Senjata Sukubangsa Dayak
1. Sipet / Sumpitan.
2. Lonjo / Tombak.
3. Telawang / Perisai.
4. Mandau
5. Dohong.

Totok Bakakak (kode) yang umum dimengerti Sukubangsa Dayak
1. Mengirim tombak yang telah di ikat rotan merah (telah dijernang) berarti menyatakan perang, dalam
bahasa Dayak Ngaju "Asang".
2. Mengirim sirih dan pinang berarti si pengirim hendak melamar salah seorang gadis yang ada dalam
rumah yang dikirimi sirih dan pinang.
3. Mengirim seligi (salugi) berarti mohon bantuan, kampung dalam bahaya.
4. Mengirim tombak bunu (tombak yang mata tombaknya diberi kapur) berarti mohon bantuan sebesar
mungkin karena bila tidak, seluruh suku akan mendapat bahaya.
5. Mengirim Abu, berarti ada rumah terbakar.
6. Mengirim air dalam seruas bambu berarti ada keluarga yang telah mati tenggelam, harap lekas datang.
Bila ada sanak keluarga yang meninggal karena tenggelam, pada saat mengabarkan berita duka kepada
sanak keluarga, nama korban tidak disebutkan.
7. Mengirim cawat yang dibakar ujungnya berarti salah seorang anggota keluarga yang telah tua
meninggal dunia.
8. Mengirim telor ayam, artinya ada orang datang dari jauh untuk menjual belanga, tempayan tajau.
9. Daun sawang/jenjuang yang digaris (Cacak Burung) dan digantung di depan rumah, hal ini menunjukan
bahwa dilarang naik/memasuki rumah tersebut karena adanya pantangan adat.
10. Bila ditemukan pohon buah-buahan seperti misalnya langsat, rambutan, dsb, didekat batangnya
ditemukan seligi dan digaris dengan kapur, berarti dilarang mengambil atau memetik buah yang ada
dipohon itu.

Tradisi Penguburan
Tradisi penguburan dan upacara adat kematian pada suku bangsa Dayak diatur tegas dalam hukum adat.
Sistem penguburan beragam sejalan dengan sejarah panjang kedatangan manusia di Kalimantan.
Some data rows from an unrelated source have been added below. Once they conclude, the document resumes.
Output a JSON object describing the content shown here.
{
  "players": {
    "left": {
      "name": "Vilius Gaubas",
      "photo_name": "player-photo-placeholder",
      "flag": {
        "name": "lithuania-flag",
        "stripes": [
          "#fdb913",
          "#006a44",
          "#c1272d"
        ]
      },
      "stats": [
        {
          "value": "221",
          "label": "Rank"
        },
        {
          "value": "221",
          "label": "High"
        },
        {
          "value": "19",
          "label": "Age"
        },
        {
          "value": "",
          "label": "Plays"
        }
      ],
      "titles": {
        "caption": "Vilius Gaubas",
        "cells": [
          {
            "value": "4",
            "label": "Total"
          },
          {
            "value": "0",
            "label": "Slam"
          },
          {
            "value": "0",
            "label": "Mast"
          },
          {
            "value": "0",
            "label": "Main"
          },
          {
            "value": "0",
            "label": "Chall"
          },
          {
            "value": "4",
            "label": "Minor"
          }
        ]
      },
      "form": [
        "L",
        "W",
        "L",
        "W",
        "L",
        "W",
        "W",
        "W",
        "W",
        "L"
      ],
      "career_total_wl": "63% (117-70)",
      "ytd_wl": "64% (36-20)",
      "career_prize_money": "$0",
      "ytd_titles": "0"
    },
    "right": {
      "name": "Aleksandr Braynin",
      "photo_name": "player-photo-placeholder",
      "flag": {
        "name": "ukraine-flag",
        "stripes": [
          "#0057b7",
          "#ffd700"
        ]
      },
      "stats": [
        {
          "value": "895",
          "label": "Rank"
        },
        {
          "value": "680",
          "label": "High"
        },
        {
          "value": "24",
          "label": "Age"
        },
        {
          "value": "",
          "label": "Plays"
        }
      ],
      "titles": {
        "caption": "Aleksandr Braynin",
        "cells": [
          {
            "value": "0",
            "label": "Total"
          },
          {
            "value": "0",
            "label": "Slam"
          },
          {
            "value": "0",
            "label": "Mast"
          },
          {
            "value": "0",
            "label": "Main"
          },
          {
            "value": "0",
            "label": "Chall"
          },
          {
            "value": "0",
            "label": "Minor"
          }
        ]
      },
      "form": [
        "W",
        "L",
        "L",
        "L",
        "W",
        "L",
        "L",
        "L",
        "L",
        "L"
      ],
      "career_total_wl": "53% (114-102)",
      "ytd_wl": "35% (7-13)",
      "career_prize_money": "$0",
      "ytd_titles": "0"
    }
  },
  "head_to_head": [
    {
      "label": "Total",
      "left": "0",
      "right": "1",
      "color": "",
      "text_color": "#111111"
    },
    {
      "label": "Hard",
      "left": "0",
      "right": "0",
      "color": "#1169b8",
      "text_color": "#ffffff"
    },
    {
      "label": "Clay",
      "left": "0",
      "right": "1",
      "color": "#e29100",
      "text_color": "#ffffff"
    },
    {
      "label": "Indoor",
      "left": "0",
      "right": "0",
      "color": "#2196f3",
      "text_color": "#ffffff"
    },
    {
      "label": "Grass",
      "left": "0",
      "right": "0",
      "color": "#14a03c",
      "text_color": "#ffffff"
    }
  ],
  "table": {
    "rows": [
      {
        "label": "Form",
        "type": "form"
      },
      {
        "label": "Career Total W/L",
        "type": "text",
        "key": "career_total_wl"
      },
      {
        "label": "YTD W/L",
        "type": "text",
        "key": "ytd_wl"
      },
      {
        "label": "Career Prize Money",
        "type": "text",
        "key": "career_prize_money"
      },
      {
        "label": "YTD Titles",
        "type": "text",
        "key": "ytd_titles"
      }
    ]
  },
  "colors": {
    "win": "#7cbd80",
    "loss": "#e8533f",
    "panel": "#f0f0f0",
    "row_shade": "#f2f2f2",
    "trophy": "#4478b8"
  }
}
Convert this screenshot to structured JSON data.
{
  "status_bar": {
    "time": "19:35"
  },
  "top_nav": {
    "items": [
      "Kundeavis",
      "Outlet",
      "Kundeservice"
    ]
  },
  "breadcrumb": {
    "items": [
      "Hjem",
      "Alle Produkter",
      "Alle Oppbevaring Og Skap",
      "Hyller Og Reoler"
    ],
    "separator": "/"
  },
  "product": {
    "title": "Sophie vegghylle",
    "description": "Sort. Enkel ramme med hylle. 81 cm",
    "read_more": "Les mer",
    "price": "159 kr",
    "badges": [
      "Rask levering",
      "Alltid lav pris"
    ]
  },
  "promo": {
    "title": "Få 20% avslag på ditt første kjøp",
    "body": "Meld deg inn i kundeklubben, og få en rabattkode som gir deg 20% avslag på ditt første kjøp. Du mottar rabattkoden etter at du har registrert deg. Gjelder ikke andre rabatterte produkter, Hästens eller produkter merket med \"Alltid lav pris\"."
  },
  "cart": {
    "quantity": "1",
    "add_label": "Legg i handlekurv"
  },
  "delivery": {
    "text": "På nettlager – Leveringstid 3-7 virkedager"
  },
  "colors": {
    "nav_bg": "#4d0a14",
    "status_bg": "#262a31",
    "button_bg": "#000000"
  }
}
Dalam
sejarahnya terdapat tiga budaya penguburan di Kalimantan :

* penguburan tanpa wadah dan tanpa bekal, dengan posisi kerangka
dilipat.
* penguburan di dalam peti batu (dolmen)
* penguburan dengan wadah kayu, anyaman bambu, atau anyaman tikar.
Ini merupakan sistem penguburan yang terakhir berkembang.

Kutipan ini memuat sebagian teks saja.